Leverage generative AI
While machine learning algorithms have been sufficient so far, Godhwani believes the platform can scale by leveraging large language models (LLMs).
Currently, all the data generated goes into a publishing platform, but Godhwani believes that if the same data needs to be made publicly available, something like a rules-based engine won't be enough.
Information could be disseminated to the public through chatbots and social media applications that the public already use.
“For example, if you're going to this particular area, be aware that there is a possibility of flooding in the next 24 to 48 hours due to heavy rains. Large-scale language models offer these opportunities,” Godhwani said.

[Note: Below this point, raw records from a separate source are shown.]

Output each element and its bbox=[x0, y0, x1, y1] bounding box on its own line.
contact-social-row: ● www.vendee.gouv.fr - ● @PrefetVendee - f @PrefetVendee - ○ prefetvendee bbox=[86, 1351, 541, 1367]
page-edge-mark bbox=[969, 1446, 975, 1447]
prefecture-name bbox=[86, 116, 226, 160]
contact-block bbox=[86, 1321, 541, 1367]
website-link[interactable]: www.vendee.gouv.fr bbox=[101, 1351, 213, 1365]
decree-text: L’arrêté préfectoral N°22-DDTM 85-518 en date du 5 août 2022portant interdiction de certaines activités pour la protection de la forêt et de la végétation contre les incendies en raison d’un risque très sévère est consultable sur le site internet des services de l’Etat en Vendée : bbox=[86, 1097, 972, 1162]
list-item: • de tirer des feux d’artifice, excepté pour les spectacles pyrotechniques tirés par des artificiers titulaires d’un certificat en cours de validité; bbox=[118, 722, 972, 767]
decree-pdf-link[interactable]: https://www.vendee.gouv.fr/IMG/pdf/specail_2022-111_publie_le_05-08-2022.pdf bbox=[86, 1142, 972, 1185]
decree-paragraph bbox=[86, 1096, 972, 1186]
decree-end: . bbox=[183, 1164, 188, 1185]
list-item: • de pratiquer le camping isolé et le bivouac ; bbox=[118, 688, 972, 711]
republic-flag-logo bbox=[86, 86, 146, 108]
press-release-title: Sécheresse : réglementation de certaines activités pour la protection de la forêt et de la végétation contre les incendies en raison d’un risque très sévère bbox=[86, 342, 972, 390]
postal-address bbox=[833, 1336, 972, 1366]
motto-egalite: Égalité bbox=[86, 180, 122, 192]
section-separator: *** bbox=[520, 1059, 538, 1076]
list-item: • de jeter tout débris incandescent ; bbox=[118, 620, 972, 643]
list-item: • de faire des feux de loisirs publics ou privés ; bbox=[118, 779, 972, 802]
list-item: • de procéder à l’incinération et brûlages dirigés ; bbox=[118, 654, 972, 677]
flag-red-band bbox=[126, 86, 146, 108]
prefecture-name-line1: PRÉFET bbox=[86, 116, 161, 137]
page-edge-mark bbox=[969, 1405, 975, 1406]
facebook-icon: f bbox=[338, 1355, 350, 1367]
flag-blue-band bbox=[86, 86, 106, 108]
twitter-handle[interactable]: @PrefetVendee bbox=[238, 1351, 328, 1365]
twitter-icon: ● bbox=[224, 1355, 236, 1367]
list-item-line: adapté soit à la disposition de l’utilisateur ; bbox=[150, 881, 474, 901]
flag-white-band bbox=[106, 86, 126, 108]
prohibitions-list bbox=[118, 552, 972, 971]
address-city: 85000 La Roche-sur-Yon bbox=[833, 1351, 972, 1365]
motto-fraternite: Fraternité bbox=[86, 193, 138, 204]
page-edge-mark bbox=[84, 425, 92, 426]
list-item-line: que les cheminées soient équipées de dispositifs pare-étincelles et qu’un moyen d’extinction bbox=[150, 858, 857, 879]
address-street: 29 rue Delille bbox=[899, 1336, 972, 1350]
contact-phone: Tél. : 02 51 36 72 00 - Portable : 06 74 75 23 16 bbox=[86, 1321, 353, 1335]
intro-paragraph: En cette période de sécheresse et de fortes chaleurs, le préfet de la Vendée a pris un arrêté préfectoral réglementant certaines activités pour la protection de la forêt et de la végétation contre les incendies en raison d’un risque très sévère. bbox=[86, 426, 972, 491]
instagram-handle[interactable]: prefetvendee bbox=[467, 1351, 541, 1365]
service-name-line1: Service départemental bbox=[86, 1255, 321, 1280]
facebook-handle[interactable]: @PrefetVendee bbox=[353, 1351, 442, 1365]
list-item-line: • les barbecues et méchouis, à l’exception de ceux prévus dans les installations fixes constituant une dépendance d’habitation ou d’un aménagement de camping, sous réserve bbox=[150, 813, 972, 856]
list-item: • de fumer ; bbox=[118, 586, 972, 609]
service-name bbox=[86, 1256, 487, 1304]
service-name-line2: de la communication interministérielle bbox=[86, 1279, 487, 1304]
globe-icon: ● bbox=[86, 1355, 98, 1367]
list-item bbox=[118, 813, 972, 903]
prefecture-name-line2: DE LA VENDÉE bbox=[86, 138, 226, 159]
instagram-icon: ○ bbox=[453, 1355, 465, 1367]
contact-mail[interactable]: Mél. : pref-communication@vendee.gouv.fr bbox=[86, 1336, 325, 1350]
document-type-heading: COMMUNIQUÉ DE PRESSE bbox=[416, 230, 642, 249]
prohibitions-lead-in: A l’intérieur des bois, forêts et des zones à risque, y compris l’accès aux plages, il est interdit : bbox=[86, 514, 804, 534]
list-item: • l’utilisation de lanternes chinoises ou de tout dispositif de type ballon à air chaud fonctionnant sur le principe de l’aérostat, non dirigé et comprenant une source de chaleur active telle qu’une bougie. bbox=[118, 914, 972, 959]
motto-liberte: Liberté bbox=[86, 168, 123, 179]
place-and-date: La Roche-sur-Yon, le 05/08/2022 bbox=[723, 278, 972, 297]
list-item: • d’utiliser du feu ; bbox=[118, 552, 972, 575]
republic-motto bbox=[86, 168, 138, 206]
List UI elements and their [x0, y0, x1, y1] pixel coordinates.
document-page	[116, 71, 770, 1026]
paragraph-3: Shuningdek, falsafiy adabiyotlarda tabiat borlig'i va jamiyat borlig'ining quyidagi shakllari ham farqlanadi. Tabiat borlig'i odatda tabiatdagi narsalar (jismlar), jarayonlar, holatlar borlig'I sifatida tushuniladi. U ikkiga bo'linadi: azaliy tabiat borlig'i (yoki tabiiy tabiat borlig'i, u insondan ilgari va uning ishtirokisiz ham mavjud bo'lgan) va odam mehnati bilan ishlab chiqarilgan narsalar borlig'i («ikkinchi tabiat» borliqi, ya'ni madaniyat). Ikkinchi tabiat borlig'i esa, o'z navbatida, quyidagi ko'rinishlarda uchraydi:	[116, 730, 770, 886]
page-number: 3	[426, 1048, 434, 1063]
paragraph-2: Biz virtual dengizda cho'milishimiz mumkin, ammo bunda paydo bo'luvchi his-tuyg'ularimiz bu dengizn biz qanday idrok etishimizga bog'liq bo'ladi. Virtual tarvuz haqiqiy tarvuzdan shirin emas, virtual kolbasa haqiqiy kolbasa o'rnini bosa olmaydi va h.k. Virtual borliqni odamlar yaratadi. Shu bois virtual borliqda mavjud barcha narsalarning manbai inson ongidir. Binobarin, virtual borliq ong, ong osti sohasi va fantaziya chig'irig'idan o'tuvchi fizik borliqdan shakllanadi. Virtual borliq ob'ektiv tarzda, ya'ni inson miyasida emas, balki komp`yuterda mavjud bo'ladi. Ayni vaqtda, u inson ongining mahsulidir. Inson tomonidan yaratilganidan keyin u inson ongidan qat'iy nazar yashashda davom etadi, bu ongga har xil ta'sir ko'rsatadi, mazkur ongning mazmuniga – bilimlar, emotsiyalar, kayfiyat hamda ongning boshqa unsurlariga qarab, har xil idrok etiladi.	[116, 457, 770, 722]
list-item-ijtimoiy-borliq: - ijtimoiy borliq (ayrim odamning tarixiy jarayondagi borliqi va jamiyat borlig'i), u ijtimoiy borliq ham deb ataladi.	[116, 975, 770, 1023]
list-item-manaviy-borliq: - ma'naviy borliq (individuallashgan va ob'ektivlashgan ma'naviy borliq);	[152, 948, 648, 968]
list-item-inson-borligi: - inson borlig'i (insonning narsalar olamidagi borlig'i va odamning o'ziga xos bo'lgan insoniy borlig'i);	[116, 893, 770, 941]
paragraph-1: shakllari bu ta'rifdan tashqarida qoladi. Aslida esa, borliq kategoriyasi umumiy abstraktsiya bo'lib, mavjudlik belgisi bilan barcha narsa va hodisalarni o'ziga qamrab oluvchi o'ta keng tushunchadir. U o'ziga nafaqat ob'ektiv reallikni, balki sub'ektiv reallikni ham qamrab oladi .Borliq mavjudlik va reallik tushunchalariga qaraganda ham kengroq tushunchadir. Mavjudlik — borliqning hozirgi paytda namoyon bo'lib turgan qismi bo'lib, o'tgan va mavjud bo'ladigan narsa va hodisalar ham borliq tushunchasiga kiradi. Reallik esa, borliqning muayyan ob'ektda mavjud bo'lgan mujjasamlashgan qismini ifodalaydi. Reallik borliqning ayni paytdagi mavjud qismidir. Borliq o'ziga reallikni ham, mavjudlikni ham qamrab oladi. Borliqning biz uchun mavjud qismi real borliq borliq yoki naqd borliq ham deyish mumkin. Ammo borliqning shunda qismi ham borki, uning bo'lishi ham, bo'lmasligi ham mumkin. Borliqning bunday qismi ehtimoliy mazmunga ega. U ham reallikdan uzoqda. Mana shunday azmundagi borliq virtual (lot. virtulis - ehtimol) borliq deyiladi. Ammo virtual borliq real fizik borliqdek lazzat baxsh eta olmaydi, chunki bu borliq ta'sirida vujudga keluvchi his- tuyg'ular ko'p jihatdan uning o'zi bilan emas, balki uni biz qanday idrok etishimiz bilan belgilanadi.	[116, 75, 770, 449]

CDL has already conducted pilot tests and presented the results to the Assam government, but rollout is still several months away.
“Governments need to get more comfortable with piloting this at scale. The other thing is making sure the ethics and modelling are right. It can't be an illusion, because most of the models today are still illusions. If they are, the risks are extremely high.”
About Civic Data Labs
Godhwani founded Civic Data Labs along with Deepthi Chand. Interestingly, the duo has registered Civic Data Labs as a startup and not a non-profit. The team is 52 strong and includes disaster risk production experts, weather scientists, data scientists, data engineers, technologists, designers/user researchers, and technical architects.
Though the company is bootstrapped, it raises funds for its projects — for example, its project with the Assam government is funded by the Rockefeller Foundation and the Patrick J. McDobbin Foundation.
The startup works closely with non-profit organisations, volunteer organisations, government agencies and departments.